Rabu, 05 Desember 2012

Novel Pertama Dunia

SEBUAH buku klasik, tak ubahnya musik klasik, perlu ditampilkan ulang dengan sentuhan berbeda agar terus dapat diapresiasi generasi yang baru. Penggemar sonata Beethoven akan selalu tertarik untuk mendengarkan rekaman dan pertunjukan barunya karena tidak ada satu versi yang definitif untuk musik tersebut. Sebuah karya klasik memiliki potensi itu karena di dalamnya terdapat ruang yang luas untuk banyak interpretasi dan sudut pandang. Tidak mengherankan jika karya klasik Shakespeare terus dapat ditampilkan dan dipertunjukkan dalam berbagai versi modern. Sastra klasik Jepang memiliki karya yang sering disetarakan dengan Shakespeare, yaitu sebuah novel abad kesebelas yang berjudul Genji Monogatari (Kisah Genji).
Genji Monogatari adalah salah satu buku tertua dan paling masyhur dalam khazanah sastra klasik Jepang. Buku ini, yang dinobatkan Unesco sebagai novel pertama dunia, berkisah tentang pangeran Hikaru dari klan Genji dan petualangannya di istana kerajaan, keterlibatannya dalam serangkaian percintaan, pengkhianatan serta pengucilan politis. Di antara buku-buku klasik Jepang, Genji Monogatari termasuk karya yang sulit dibaca, bukan hanya lantaran panjangnya yang mencapai 750.000 kata tetapi juga karena ditulis dalam citarasa bahasa yang kuno.

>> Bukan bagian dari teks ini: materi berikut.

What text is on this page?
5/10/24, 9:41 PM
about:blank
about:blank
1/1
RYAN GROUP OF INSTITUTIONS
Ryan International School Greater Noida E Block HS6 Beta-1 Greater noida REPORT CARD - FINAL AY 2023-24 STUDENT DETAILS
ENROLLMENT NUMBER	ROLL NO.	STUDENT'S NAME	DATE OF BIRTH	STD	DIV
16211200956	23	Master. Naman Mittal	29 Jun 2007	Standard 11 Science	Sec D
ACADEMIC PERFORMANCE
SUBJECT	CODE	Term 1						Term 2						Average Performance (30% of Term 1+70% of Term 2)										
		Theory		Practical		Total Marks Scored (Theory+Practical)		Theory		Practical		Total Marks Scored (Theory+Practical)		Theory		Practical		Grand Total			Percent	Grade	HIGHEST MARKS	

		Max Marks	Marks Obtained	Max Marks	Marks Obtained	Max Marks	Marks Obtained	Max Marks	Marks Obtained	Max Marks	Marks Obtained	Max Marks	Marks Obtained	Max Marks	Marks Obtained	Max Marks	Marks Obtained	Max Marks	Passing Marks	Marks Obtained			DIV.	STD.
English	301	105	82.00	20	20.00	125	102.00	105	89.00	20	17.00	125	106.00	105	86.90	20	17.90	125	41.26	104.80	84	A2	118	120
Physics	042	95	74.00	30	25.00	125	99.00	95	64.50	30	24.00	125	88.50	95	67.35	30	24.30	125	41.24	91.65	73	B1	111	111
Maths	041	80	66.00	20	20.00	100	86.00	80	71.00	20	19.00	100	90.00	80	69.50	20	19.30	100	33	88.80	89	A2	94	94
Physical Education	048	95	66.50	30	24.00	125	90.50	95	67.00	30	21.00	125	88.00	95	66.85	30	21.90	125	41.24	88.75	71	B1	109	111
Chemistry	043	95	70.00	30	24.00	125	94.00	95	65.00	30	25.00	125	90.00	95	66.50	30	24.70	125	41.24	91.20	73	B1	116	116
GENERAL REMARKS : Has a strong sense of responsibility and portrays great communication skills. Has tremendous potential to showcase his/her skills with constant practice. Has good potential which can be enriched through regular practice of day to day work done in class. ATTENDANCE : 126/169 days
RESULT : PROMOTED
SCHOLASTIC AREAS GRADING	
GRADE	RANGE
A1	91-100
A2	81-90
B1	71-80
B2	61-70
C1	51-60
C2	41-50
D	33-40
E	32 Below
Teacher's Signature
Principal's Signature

Novel ini lahir dari tangan Murasaki Shikibu, seorang wanita yang tinggal di istana kerajaan Heian (795-1192) di Kyoto. Dibesarkan di tengah keluarga gubernur Fujiwara, Murasaki tumbuh sebagai anak yang pintar dan belajar lebih cepat dibanding saudara laki-lakinya. Orangtuanya mengizinkan Murasaki mempelajari bahasa Cina yang dipandang tidak pantas bagi perempuan di masa itu. Murasaki dapat membaca literatur Cina yang masuk ke Jepang pada abad kesebelas dan mengasah kemampuan menulisnya dengan latar budaya Cina. Setelah suaminya meninggal pada 1001, keluarga kerajaan memanggil Murasaki untuk tinggal di istana lantaran bakat menulis dan otaknya yang cemerlang. Di sinilah Murasaki mulai menulis diari tentang kehidupan di istana yang mempengaruhi  penulisan novelnya.
Pada akhir abad kedua puluh yang lalu Genji Monogatari kembali muncul dalam daftar buku terlaris di Jepang. Seorang pendeta dan novelis wanita dari Kyoto bernama Setouchi Jakucho mencoba menulis ulang buku tersebut ke dalam bahasa Jepang modern dan memberi tafsiran baru terhadap tindakan seksual tokoh-tokohnya. Terjemahan modern ini terbit pada tahun 1999 dalam bentuk sepuluh jilid buku yang mendapat sambutan luas dan memicu ledakan popularitas novel klasik ini di tengah masyarakat Jepang.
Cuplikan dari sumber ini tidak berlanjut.